It is mediated by antigen-specific T cells. The type I reaction differs from other types of hypersensitivity in terms of the time taken to respond.

It usually takes 1-3 days after the antigenic exposure and hence is called delayed type. Another important unique feature of type IV hypersensitivity from other types is the involvement of T cells in contrast to antibody as in other three types. Here, in this reaction, the antigens after processing and presentation by ABP stimulate type 1 helper T (TH1) cells to secrete cytokines and chemokines like IFN-γ, TNF-α and -β, and interleukin 2 (IL-2). TNF-α and -β increase the vascular permeability, and IFN-γ causes macrophage activation to secrete their lethal contents and subsequent tissue damage. Type IV hypersensitivity reaction is important for intracellular pathogens where antibodies are unable to reach. The lethal damage to the tissue causes the destruction of pathogens together with the cells. Type IV hypersensitivity reaction is of three types.

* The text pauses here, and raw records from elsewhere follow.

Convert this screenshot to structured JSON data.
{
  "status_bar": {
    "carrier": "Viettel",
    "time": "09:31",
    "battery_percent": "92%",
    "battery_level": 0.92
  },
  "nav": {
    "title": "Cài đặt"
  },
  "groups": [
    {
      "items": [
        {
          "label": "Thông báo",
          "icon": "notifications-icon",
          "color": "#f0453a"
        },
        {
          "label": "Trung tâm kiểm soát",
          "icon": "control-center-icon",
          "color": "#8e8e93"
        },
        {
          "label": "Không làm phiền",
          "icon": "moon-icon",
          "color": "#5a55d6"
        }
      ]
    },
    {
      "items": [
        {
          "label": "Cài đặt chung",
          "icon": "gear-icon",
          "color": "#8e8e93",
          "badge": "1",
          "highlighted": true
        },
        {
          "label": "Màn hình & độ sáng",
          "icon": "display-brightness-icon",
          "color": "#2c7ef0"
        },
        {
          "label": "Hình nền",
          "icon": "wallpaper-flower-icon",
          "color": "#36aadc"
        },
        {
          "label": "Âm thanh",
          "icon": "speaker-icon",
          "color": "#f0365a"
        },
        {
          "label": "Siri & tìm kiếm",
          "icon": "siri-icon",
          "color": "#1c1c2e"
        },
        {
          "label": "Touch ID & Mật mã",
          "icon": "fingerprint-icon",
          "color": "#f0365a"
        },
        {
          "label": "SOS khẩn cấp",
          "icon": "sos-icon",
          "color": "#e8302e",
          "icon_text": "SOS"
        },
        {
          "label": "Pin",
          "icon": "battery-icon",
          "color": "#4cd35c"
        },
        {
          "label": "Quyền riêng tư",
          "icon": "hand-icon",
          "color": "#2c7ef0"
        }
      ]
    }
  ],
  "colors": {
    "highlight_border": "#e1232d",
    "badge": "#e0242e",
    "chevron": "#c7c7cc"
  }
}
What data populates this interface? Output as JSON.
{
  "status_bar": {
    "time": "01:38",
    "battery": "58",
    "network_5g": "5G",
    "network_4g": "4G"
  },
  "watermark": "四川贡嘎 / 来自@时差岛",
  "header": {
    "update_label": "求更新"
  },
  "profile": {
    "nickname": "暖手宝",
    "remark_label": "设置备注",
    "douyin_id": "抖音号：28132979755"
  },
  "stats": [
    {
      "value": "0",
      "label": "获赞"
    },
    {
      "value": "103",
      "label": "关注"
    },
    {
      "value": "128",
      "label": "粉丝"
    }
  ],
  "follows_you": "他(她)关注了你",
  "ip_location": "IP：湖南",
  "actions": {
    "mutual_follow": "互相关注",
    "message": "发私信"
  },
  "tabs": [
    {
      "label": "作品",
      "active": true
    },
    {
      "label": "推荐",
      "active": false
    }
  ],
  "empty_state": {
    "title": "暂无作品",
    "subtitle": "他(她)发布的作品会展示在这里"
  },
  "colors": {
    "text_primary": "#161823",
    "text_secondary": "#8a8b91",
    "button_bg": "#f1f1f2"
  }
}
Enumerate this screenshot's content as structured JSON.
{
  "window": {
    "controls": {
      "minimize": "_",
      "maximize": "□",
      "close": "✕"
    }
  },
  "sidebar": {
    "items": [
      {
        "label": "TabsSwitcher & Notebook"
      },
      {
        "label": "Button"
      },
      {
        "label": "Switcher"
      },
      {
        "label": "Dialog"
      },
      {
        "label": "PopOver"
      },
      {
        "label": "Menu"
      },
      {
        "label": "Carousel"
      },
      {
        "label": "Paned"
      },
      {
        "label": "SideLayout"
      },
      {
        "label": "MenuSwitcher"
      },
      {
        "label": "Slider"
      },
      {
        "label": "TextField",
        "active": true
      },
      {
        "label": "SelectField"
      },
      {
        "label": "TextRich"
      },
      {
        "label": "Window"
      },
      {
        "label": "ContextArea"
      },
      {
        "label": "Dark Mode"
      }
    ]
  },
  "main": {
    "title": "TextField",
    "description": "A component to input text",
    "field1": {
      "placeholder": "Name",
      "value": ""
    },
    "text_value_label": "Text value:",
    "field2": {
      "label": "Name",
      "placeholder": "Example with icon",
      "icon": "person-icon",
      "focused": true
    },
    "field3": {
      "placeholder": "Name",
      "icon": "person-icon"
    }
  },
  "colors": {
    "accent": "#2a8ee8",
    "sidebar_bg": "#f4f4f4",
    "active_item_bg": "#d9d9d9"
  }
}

The contact hypersensitivity dermatitis occurs when an exogenous antigen invades the skin and induces inflammatory reaction in dermis and epidermis. The antigen-presenting dendritic cells and Langerhans cells process the antigen and present to type 1 helper T (TH1) to induce inflammatory reaction.

Tuberculin-type hypersensitivity occurred in response to intradermal injection of purified protein derivative (PPD) named tuberculin (product of tuberculosis bacillus). It is used to detect tuberculosis in animals.

Granulomatous-type hypersensitivity occurs in more serious condition when the recruited macrophages are unable to destroy the antigens. As a result, more number of macrophages are recruited and these macrophages filled with intracellular antigen lead to granuloma.

5.4.5 Immunological Disorders in Animals

5.4.5.1 Thyroiditis

In this condition, the antibodies are generated against thyroglobulin or thyroid peroxidase. The lymphocytes invade the thyroid gland and cause epithelial cell destruction through antibody-dependent cell-mediated cytotoxicity. The clinical manifestations include dry and dull hair coat, loss of hair, scaling, hyperpigmentation, and pyoderma.

Thyroiditis is common in dogs that are more susceptible, and susceptible dog breeds are Beagles, Great Danes, and Doberman.

5.4.5.2 Polyneuritis

It is an autoimmune disease against myelin proteins of nerve tissues. It occasionally occurs in horses and dogs. The characteristic symptoms are hyperesthesia and paralysis of tail, rectum, and urinary bladder. Sometimes, facial and trigeminal paralysis also occurs. In dogs, the disease is also called “coonhound paralysis” as it occurs as a result of bite or scratches from raccoons.

5.4.5.3 Uveitis/Blue Eye

It is an autoimmune disorder in response to autoantigen interphotoreceptor retinoid-binding protein and is characterized by the inflammation of uveal tract (iris and ciliary body) of the eye. It can be seen in horses and dogs. In horses, the inflammatory site is infiltrated with Th1 cells and neutrophils along with fibrin and C3 depositions, which may lead to blindness. In puppies, uveitis may develop after vaccination with canine adenovirus (CAV)-2-modified live viral vaccine and the prognosis is good. The characteristic symptoms include conjunctivitis, ulcers in cornea, vascularization, and corneal scarring.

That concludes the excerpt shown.